Source/Reference: SEMIC Style Guide

Data specification document

Alternative names: specification document
Definition: The human-readable representation of an ontology, a data shape, or a combination of both.
Additional information: A semantic data specification document is created with the objective of making it simple for the end-user to understand (a) how a model encodes knowledge of a particular domain, and (b) how this model can be technically adopted and used for a purpose. It is to serve as technical documentation for anyone interested in using (e.g. adopting or extending) a semantic data specification.
Source/Reference: SEMIC Style Guide

Data shape specification

Alternative names: data shape constraint specification, data shape constraint, data shape
Definition: A set of conditions on top of an ontology, limiting how the ontology can be instantiated.
Additional information: The conditions and constraints that apply to a given ontology are provided as shapes and other constructs expressed in the form of an RDF graph.

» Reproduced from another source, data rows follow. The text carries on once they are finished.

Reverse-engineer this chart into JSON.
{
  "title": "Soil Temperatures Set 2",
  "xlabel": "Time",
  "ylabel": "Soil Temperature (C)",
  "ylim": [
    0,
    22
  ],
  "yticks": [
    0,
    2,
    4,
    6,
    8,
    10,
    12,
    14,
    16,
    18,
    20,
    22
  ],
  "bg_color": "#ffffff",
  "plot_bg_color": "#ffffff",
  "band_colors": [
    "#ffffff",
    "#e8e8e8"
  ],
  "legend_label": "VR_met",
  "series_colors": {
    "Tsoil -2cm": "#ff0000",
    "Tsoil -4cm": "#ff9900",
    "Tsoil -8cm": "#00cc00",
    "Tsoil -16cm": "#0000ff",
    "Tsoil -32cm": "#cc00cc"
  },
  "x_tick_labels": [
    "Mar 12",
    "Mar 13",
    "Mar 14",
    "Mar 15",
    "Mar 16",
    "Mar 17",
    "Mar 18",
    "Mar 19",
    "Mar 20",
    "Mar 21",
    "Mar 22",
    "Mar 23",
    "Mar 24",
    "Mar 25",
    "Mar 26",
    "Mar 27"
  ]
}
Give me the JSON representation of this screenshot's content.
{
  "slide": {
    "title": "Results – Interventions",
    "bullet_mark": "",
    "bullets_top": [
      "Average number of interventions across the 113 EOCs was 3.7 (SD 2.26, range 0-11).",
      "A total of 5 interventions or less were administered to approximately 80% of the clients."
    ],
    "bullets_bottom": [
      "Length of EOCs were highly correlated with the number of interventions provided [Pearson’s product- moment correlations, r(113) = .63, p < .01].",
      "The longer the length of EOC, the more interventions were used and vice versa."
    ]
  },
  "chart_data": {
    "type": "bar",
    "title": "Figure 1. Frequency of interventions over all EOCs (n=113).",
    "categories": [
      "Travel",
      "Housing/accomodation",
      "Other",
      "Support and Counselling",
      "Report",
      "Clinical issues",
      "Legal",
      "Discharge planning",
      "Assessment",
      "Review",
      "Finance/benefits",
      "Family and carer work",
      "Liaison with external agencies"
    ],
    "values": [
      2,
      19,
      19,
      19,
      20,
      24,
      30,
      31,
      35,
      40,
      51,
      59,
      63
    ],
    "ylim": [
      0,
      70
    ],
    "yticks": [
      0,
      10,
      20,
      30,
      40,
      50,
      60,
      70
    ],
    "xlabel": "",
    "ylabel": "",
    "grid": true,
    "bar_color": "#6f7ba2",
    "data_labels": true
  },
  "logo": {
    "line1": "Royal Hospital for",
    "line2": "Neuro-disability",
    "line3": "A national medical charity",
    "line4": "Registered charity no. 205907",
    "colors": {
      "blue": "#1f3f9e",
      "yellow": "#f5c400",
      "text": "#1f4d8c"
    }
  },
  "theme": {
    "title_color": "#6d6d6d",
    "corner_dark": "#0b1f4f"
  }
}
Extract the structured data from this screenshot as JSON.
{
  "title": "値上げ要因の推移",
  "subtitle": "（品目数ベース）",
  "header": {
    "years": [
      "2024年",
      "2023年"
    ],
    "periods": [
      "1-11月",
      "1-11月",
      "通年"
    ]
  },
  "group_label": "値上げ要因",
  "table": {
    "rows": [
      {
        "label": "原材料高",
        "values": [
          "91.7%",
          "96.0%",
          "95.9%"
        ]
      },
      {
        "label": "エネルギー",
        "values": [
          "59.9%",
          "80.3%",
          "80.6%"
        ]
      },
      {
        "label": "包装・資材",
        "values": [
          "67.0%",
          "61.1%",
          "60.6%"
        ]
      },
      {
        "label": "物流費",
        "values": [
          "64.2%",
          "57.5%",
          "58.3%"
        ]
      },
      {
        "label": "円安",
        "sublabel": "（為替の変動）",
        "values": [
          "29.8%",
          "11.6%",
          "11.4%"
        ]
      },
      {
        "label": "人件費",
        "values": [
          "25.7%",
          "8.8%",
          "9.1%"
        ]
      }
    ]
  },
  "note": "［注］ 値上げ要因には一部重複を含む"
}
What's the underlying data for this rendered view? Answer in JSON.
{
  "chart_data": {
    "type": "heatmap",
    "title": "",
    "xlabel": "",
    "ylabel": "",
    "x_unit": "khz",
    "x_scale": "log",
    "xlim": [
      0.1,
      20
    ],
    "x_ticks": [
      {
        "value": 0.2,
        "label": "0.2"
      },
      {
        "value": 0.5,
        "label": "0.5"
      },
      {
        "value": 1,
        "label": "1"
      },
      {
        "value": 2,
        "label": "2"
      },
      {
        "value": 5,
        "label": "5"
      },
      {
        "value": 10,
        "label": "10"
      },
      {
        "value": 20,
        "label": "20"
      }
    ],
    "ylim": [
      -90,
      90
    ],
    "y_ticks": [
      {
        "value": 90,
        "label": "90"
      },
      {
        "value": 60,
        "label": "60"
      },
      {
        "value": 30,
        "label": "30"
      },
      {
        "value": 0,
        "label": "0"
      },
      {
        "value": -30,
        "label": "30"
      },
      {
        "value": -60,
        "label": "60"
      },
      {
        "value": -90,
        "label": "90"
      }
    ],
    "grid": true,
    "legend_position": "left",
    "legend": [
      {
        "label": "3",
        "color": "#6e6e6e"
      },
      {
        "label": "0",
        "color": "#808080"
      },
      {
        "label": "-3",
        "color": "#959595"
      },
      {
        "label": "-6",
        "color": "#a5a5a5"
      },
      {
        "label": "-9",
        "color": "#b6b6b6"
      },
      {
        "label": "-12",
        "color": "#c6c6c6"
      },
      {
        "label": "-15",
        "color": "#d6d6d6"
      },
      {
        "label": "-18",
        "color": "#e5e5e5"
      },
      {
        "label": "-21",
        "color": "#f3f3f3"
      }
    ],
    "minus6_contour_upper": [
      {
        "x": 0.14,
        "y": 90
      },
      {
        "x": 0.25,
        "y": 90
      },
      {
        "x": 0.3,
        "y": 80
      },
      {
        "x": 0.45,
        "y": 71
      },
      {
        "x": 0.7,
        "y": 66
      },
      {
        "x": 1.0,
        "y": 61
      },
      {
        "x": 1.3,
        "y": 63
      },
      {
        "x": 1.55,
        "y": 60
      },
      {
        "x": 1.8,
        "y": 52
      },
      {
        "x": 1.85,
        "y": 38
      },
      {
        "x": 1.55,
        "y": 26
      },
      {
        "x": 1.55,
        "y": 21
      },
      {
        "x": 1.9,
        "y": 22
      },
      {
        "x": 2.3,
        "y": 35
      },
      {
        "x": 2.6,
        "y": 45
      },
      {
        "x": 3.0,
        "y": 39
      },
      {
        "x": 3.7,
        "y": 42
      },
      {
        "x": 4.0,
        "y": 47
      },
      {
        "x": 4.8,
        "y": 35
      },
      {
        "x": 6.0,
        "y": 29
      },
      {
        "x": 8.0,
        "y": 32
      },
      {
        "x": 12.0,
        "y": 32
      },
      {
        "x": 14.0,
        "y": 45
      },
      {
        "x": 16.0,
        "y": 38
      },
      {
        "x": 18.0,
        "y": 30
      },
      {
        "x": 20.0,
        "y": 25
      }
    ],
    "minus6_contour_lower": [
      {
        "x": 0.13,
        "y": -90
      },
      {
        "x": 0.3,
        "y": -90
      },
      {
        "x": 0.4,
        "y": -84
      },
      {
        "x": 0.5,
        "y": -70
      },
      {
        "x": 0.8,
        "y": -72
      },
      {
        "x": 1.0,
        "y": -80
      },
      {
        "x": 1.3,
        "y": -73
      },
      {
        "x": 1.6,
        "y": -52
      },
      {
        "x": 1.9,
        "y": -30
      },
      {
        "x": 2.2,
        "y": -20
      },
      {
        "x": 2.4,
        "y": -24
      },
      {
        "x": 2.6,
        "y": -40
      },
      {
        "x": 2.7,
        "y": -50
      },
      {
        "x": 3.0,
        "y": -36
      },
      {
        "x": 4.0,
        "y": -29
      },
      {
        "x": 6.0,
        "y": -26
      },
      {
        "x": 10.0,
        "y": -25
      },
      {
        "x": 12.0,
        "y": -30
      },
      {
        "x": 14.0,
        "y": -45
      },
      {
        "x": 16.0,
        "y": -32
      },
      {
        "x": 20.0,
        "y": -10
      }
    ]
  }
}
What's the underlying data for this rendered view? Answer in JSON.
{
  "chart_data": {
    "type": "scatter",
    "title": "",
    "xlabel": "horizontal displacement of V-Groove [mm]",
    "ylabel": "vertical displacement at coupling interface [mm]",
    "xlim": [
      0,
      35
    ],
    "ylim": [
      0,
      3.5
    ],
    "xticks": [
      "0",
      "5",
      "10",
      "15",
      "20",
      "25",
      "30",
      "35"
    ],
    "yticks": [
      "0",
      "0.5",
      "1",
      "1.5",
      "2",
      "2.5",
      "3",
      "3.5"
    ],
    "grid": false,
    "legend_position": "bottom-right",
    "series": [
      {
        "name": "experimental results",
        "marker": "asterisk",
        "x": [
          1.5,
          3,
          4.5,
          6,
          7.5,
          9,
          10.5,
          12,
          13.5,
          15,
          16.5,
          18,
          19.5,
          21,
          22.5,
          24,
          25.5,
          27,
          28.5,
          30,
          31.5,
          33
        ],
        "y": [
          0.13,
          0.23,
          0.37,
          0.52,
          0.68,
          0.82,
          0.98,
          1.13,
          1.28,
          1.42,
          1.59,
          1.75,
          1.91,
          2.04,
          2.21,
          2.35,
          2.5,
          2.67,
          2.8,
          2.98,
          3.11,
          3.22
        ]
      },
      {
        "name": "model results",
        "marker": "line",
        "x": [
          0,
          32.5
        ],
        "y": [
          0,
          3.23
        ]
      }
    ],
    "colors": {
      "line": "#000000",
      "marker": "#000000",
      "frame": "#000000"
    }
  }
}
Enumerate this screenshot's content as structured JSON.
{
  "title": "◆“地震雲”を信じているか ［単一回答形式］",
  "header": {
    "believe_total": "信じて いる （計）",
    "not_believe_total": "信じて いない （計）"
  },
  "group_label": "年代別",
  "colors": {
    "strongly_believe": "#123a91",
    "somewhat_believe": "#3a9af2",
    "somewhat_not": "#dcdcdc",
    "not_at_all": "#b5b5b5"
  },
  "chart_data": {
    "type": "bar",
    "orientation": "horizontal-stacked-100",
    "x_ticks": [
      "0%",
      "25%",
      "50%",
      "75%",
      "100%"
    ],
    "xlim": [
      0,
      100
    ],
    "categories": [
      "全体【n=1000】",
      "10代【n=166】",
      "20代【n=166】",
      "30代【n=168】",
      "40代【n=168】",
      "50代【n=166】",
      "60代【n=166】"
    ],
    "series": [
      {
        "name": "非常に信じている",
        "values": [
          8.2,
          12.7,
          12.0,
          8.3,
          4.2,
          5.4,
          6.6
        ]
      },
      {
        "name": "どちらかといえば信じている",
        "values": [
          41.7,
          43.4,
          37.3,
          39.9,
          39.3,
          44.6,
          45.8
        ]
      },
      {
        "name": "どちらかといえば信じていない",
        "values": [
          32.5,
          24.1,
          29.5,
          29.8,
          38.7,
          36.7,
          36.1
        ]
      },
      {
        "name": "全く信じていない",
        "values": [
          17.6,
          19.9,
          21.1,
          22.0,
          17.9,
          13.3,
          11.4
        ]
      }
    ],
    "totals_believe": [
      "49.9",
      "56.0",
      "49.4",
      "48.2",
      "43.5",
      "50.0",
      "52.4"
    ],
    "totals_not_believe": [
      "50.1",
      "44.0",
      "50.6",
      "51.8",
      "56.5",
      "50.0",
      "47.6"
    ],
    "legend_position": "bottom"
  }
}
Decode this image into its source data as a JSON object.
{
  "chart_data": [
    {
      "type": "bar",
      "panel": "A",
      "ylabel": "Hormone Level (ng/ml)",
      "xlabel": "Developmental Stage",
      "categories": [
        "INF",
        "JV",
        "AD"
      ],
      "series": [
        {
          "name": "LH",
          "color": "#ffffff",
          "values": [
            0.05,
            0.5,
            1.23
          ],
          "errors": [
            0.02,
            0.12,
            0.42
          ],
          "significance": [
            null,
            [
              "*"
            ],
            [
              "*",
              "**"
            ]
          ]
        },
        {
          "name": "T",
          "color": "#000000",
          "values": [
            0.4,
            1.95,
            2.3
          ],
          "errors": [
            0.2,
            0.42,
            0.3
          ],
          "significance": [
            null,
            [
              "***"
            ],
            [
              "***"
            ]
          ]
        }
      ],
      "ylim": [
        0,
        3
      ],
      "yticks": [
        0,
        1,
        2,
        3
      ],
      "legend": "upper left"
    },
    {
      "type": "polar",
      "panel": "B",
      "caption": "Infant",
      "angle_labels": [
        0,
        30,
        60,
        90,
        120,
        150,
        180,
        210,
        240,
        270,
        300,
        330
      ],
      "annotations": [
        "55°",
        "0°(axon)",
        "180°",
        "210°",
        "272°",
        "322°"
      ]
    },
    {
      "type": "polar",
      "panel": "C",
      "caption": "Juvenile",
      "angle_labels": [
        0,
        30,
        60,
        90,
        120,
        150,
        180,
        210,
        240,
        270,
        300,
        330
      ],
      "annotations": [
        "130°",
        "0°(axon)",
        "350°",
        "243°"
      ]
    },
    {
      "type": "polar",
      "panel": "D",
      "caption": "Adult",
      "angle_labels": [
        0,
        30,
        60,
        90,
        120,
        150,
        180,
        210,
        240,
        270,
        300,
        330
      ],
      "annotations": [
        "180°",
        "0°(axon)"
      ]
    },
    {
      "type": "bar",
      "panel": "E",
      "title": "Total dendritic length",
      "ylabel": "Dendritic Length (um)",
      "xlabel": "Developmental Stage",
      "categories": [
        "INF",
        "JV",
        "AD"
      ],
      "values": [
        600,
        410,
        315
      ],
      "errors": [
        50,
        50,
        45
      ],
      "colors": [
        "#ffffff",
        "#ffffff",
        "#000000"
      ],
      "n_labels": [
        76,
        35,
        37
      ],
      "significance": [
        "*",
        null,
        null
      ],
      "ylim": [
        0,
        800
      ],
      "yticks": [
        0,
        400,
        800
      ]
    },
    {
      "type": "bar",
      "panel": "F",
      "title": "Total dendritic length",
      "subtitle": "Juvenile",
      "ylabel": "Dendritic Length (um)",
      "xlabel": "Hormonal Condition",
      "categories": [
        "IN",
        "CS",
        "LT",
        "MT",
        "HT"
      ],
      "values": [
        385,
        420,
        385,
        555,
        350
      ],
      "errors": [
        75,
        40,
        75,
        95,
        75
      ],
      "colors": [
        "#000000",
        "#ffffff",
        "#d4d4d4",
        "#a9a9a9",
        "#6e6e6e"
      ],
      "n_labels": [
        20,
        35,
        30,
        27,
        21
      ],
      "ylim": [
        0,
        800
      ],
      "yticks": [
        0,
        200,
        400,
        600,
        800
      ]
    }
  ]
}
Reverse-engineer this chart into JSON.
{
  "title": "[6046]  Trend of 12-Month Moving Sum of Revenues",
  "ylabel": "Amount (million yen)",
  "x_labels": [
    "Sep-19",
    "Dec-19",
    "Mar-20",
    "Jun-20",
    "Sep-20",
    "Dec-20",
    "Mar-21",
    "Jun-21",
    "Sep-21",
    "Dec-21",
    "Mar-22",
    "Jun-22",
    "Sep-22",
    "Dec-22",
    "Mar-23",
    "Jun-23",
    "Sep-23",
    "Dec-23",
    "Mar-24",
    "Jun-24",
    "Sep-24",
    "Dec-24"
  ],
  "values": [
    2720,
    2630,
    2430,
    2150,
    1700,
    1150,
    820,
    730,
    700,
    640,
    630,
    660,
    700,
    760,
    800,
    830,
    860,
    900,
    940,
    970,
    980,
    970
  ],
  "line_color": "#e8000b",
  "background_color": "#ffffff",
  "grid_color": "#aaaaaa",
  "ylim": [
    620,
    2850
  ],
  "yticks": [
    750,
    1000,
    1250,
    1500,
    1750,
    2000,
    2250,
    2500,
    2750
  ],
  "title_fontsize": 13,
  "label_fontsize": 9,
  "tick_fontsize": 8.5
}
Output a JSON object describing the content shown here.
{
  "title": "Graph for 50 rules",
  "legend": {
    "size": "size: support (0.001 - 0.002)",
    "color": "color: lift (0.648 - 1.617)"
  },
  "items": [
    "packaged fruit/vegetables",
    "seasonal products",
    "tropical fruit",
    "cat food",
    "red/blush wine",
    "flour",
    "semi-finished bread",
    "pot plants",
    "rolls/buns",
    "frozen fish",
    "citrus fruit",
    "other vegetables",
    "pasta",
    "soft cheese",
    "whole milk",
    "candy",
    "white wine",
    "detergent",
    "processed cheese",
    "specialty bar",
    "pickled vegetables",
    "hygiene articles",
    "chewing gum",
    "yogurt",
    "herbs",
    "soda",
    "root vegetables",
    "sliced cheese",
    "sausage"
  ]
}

We assume that the data shapes are expressed in SHACL language.
Source/Reference: SEMIC Style Guide

Model

Additional information: Generic term for any of the entries in this glossary, without the need for the existence of data and they may also serve purposes other than facilitating interoperability. SEMIC’s usage of models refers to structured information or knowledge that is represented in a suitable representation language, rather than to individual objects or the notion of ‘model’ in model-theoretic semantics of a logic.

Ontology

Definition: A formal specification describing the concepts and relationships that can formally exist for an agent or a community of agents (e.g. domain experts)
Additional information: It encompasses a representation, formal naming, and definition of the categories, properties, and relations between the concepts, data, and entities that substantiate one, many, or all domains of discourse.
Source/Reference: SEMIC Style Guide

Semantic data specification

Alternative names: data specification
Definition: An union of machine- and human-readable artefacts addressing clearly defined concerns, interoperability scope and use-cases.
Additional information: A semantic data specification comprises at least an ontology and a data shape (or either of them individually) accompanied by a human-readable data specification document.
Source/Reference: SEMIC Style Guide

Vocabulary

Definition: An established list of preferred terms that signify concepts or relationships within a domain of discourse. All terms must have an unambiguous and non-redundant definition. Optionally it may include synonyms, notes and their translation to multiple languages.

Upper Ontology

Alternative names: top-level ontology, foundational ontology
Definition: An upper ontology is a highly generalised ontology that includes entities considered useful across all subject domains, such as “endurant”, “independent continuant”, “process”, and “participates in”. Additional information: Its primary role is to facilitate broad semantic interoperability among numerous domain ontologies by offering a standardised foundational/top level hierarchy and relations together with its underlying philosophical commitments. This framework assists in harmonising diverse domain ontologies, allowing for consistent data interpretation and efficient information exchange.